Konrad Bork, MD , Department of Dermatology, University Hospital Mainz, Mainz, Germany

Jochen Hardt, PhD , Department of Medical Psychology and Medical Sociology, University Mainz, Mainz, Germany

Background: To compare the efficacy of icatibant in early versus late treated attacks of hereditary angioedema.

Methods: Thirty one patients received 30 mg icatibant subcutaneously at various times for 121 swelling attacks. The time periods between onset of attacks and icatibant injection, icatibant injection and the first symptom relief, and icatibant injection and resolution of symptoms or, in some attacks, the start of a rebound attack were compared in three patient groups with different times to injection.

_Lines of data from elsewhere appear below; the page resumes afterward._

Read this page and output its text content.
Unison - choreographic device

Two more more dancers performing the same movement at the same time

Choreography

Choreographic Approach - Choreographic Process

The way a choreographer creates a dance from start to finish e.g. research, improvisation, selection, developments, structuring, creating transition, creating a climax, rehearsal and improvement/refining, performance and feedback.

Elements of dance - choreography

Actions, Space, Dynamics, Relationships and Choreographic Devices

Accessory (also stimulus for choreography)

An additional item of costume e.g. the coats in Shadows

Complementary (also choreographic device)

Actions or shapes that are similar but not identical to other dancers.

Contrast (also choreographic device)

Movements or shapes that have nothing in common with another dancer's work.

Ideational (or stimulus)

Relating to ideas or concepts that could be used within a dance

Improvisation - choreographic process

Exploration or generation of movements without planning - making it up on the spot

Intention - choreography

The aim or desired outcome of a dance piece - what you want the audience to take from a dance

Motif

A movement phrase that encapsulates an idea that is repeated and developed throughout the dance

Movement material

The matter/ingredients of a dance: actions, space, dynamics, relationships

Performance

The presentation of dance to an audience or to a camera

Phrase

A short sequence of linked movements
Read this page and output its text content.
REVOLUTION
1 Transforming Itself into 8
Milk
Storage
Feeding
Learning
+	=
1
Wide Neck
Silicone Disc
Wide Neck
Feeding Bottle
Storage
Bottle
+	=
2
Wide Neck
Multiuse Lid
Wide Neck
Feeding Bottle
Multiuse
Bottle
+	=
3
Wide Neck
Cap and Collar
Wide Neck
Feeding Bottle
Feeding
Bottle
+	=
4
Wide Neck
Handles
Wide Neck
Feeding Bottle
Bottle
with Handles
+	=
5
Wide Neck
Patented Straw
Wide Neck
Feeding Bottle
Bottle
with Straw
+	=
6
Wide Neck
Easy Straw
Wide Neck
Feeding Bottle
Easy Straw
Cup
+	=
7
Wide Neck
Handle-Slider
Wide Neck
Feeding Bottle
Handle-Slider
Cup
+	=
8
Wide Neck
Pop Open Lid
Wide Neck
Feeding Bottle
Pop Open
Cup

Results: Data are reported as mean ± SD. In 61 attacks treated at 2 or less hours after attack onset, the time to first relief was 1 ± 0.9 h and the time to symptom resolution was 12.9 ± 11.5 h. In 43 attacks treated at more than 2 to 5 hours, the time to first relief was 0.8 ± 1.2 h and the time to resolution was 15.1 ± 15.3 h. In 17 attacks treated later than 5 hours after attack onset, time to first relief was 0.6 ± 0.6 h and time to resolution was 12.6 ± 10.3 h. The percentages of attacks with first symptom relief within 30 minutes in the 3 groups were 59%, 70%, and 64.7%, respectively. There were no statistically significant differences between the groups. In a subgroup of 20 attacks treated within 1 hour after attack onset, the time to first relief was 0.6 ± 0.3 h and the time to symptom resolution was 10 ± 12 h. The only adverse events were injection site reactions that all resolved without intervention.

Conclusions: Icatibant is equally effective in early and delayed treatment of acute HAE attacks, with an early onset of relief.